A study from Sweden has gone on to show that patients who have been treated with drugs that are used to lower blood pressure can get better results after changing medications as compared to doubling the dosage of their existing medications. Researchers aimed at investigating if there was an optimal blood pressure drug for every individual that led to a potential treatment for blood pressure.
Notably, four varied blood pressure-lowering drugs were analysed across 280 Swedish patients for over a year. The drugs happened to be tested one after another at several different times during the study. The treatment effect varied to a significant extent for each participant. Professor of Epidemiology at Uppsala University who is also a cardiologist, Johan Sundstrom, the first author of the study, said that certain individuals achieved lower blood pressure from one medication than from another. He added that the effect of a medication change could be twice as big as the effect of doubling the dosage of the current line of drugs.
The classes of drugs for lowering the blood pressure happened to be a diuretic, a calcium channel blocker, an angiotensin receptor blocker, as well as an ACE inhibitor-
- Lisinopril
- Candesartan
- Hydrochlorothiazide
- Amlodipine
Interestingly, the study’s findings pose a challenge to the strategy that is recommended in the present treatment guidelines.
There were four blood groups that were equally favourable for all patients with high blood pressure.

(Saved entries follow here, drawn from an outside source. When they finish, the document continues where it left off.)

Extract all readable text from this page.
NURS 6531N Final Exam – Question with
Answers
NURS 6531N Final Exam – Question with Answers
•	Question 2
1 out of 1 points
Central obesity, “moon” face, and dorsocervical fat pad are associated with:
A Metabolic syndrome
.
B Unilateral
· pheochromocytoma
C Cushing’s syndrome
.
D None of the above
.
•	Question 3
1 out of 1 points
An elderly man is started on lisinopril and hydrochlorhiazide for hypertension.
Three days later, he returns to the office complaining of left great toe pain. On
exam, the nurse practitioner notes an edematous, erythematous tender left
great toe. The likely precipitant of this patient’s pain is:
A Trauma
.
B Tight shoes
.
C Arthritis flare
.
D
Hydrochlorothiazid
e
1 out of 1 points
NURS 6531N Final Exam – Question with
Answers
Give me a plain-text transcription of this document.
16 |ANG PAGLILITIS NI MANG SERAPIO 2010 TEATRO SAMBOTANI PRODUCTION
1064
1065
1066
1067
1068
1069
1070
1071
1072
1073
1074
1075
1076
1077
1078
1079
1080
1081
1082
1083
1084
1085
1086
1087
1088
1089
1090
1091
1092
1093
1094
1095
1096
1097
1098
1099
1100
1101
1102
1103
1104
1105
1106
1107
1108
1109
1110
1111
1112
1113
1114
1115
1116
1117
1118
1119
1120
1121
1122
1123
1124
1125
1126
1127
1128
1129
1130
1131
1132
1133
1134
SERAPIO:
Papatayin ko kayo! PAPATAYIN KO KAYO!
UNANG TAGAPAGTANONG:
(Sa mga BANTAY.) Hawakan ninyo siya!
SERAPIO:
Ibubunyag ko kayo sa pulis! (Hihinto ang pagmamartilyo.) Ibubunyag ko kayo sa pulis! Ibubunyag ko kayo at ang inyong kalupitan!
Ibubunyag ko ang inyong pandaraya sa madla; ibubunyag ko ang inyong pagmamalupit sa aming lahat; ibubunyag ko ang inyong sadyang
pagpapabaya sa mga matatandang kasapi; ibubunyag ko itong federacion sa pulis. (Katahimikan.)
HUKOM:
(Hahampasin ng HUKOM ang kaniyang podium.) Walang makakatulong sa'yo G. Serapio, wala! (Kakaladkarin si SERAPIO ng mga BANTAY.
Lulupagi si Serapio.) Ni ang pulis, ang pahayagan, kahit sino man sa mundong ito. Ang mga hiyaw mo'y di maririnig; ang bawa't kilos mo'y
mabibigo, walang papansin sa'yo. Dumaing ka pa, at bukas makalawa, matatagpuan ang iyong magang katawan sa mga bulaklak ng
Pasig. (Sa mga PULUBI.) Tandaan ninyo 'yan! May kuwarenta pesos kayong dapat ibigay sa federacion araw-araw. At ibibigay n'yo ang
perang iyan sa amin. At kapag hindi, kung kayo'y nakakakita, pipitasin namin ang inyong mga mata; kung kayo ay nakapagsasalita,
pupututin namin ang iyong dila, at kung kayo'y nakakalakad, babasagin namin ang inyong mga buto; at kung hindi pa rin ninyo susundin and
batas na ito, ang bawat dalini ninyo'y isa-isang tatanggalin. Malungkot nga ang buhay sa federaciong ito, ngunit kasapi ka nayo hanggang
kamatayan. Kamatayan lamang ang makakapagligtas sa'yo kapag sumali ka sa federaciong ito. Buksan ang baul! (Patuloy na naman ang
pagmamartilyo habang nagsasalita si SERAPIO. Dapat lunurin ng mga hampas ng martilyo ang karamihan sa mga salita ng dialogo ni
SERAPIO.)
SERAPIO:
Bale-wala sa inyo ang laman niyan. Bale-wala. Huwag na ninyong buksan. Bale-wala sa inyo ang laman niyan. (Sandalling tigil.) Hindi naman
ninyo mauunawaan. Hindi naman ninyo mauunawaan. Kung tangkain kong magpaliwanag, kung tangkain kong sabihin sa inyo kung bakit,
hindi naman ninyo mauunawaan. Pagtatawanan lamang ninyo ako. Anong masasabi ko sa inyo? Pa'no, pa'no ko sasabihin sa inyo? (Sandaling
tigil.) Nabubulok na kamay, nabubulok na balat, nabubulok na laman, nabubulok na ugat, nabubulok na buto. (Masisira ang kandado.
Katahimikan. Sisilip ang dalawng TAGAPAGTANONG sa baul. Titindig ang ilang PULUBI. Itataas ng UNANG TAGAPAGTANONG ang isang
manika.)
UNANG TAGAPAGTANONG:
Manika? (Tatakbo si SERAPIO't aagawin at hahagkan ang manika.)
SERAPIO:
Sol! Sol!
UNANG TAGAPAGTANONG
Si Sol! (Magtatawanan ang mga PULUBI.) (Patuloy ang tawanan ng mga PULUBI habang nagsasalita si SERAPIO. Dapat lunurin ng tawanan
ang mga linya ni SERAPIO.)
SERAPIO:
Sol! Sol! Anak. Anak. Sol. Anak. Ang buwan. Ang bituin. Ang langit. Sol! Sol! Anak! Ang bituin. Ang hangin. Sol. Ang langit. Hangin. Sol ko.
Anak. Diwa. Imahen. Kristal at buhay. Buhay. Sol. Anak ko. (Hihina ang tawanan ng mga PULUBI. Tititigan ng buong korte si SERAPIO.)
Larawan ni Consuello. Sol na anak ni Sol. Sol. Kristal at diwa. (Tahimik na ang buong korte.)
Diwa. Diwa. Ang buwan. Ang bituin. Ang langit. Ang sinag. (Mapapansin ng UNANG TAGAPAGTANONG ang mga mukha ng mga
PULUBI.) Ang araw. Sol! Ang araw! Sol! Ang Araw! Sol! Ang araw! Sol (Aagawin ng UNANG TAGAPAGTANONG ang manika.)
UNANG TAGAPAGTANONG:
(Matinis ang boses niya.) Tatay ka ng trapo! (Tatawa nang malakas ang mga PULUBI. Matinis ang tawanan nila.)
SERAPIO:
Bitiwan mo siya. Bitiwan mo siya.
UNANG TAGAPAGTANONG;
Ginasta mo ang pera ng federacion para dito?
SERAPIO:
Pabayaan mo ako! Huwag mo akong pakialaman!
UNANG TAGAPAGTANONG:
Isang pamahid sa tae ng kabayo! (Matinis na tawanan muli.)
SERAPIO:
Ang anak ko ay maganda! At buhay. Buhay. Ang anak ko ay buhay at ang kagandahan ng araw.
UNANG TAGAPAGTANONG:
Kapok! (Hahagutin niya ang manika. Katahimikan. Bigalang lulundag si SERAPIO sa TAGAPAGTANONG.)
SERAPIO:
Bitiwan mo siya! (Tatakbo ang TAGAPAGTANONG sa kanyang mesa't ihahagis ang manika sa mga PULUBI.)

It is well to note that more than two million Swedes are estimated to have high blood pressure, according to the research. That said, only a fifth of the population was found to control their blood pressure by way of drug therapy. Because of the variety of blood pressure drugs that are available on the market, patients are surely at risk of not getting the optimal drug for the first time. This can undoubtedly lead to poor blood pressure control as well as unnecessary side effects. Therefore, these personalised treatments go on to offer a potential solution.
According to Sundstrom, if they were to personalise each patient’s medication, they could indeed achieve better results and effects than if they were to choose one of the four drug groups randomly.
Notably, individualised treatment provided an extra 4.4 mm Hg in lower systolic blood pressure. Given the right drug for blood pressure, one can get better protection against future cardiovascular diseases in a faster way, said Sundstrom.